O primeiro Orçamento do Estado do Governo de António Costa é um eloquente testemunho documental de como vivemos num país com dois pesos e duas medidas, conforme se trata da esquerda ou da direita.
Um governo de esquerda que cede brutalmente perante as exigências de Bruxelas é realista e patriótico. Nas mesmas circunstâncias, um governo de direita é traidor e servilista.
Um governo de esquerda pode aumentar os impostos loucamente, já que revela nesse delírio a (boa) intenção de reforçar as políticas de igualitarização social e de melhoria da qualidade dos serviços públicos. Quando a direita aumenta os impostos, é porque cumpre uma (má) ideologia que despreza as pessoas e serve a ganância dos banqueiros.
Um governo de esquerda pode manipular as contas descaradamente (como no caso da intenção de transformar cortes estruturais em medidas temporárias) que está só a fazer política. Um governo de direita que tenha tal ousadia está a enganar os portugueses.

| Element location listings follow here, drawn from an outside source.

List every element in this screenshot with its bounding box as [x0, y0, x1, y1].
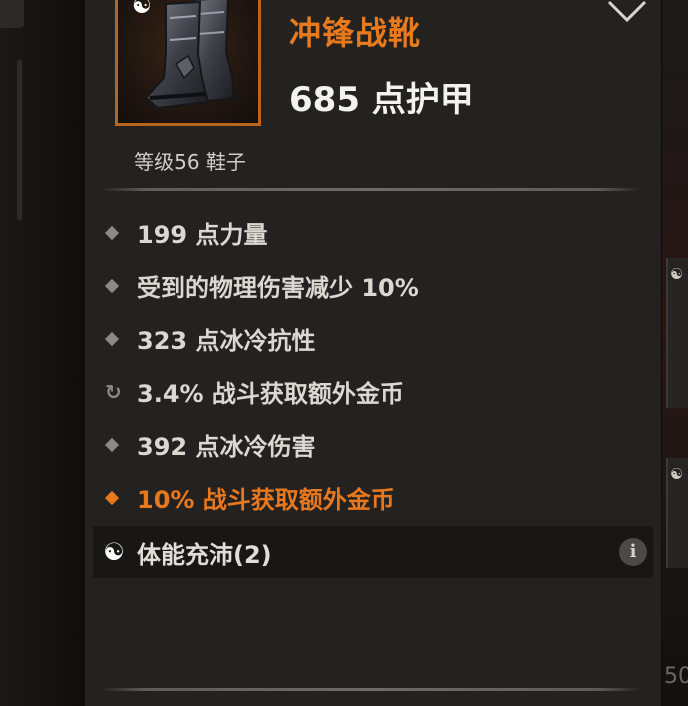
legendary-stat-row: 10% 战斗获取额外金币 — [85, 471, 661, 524]
info-icon[interactable]: i — [619, 538, 647, 566]
item-tooltip: ☯ 冲锋战靴 685 点护甲 等级56 鞋子 199 点力量 受到的物理伤害减少… — [84, 0, 662, 706]
legendary-diamond-icon — [105, 491, 119, 505]
diamond-bullet-icon — [105, 279, 119, 293]
diamond-bullet-icon — [105, 438, 119, 452]
item-icon-frame: ☯ — [115, 0, 261, 126]
stat-text: 392 点冰冷伤害 — [137, 433, 316, 461]
yin-yang-icon: ☯ — [670, 465, 684, 483]
slot-number: 50 — [664, 664, 688, 689]
stat-text: 受到的物理伤害减少 10% — [137, 274, 419, 302]
set-bonus-row[interactable]: ☯ 体能充沛(2) i — [93, 526, 653, 578]
diamond-bullet-icon — [105, 226, 119, 240]
divider — [101, 188, 641, 191]
armor-value: 685 点护甲 — [289, 80, 474, 120]
item-name: 冲锋战靴 — [289, 14, 422, 52]
reroll-icon: ↻ — [105, 379, 122, 404]
set-name: 体能充沛(2) — [137, 540, 272, 569]
corner-button[interactable] — [0, 0, 24, 28]
yin-yang-icon: ☯ — [670, 265, 684, 283]
diamond-bullet-icon — [105, 332, 119, 346]
scrollbar[interactable] — [17, 60, 22, 220]
stat-row: 323 点冰冷抗性 — [85, 312, 661, 365]
stat-text: 323 点冰冷抗性 — [137, 327, 316, 355]
stat-text: 3.4% 战斗获取额外金币 — [137, 380, 404, 408]
stat-row: 392 点冰冷伤害 — [85, 418, 661, 471]
stat-text: 10% 战斗获取额外金币 — [137, 486, 395, 514]
stat-row: 受到的物理伤害减少 10% — [85, 259, 661, 312]
stat-row: ↻ 3.4% 战斗获取额外金币 — [85, 365, 661, 418]
stat-row: 199 点力量 — [85, 206, 661, 259]
background-left-panel — [0, 0, 84, 706]
item-level-type: 等级56 鞋子 — [134, 150, 246, 174]
stat-list: 199 点力量 受到的物理伤害减少 10% 323 点冰冷抗性 ↻ 3.4% 战… — [85, 206, 661, 524]
divider — [101, 688, 641, 691]
boots-icon — [144, 0, 236, 110]
chevron-down-icon[interactable] — [605, 0, 649, 24]
yin-yang-icon: ☯ — [103, 538, 125, 566]
stat-text: 199 点力量 — [137, 221, 268, 249]
background-right-panel: ☯ ☯ 50 — [660, 0, 688, 706]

Um governo de esquerda pode prejudicar a economia privada para manter os velhos privilégios dos funcionários públicos sem qualquer custo político ou mediático. Mas um governo de direita que tente proteger a esfera privada face aos desvarios e despesismos da esfera pública é imediatamente condenado à má língua da opinião publicada e ao autoritarismo anacrónico do Tribunal Constitucional.
Enfim, este é um país em que ser de esquerda é ser moral e competente. E ser de direita é ser imoral e incompetente. É, de facto, nesta corrompida e maniqueísta dialéctica que vive o debate político em Portugal.
O editorial de hoje do Público, assinado pela "Direcção Editorial" e pomposamente intitulado "A filosofia e António Costa" é o máximo - e nojento - manifesto disto tudo. Verdadeiros spin doctors da geringonça frentista que actualmente desgoverna os portugueses, os editores deste inacreditável orgão de propaganda bolchevista usam despudoradamente a mais rasteira retórica para transformar este orçamento numa vitória política do primeiro ministro. Agora expliquem-me, objectivamente e sem se rirem, onde é que está a vitória. Perante as exigências da Comissão Europeia, do BCE e do FMI, Costa claudicou em tudo (onde neste orçamento estão as ideias dos célebres 12 economistas com que a direcção do PS lançou o seu assalto ao poder?), absolutamente em tudo o que é significativo, menos na pior medida de todas: sobrou a eliminação, parcial e progressiva, da sobretaxa nos ordenados da função pública. Uma medida que separa a sociedade civil em duas etnias: os privilegiados que trabalham para o Estado e que vivem à custa de quem cria riqueza de facto, e os desgraçados que trabalham no sector privado e que vivem subjugados fiscalmente para que os privilégios da função pública se mantenham.
É cada vez mais difícil aceitar as regras de uma democracia assim.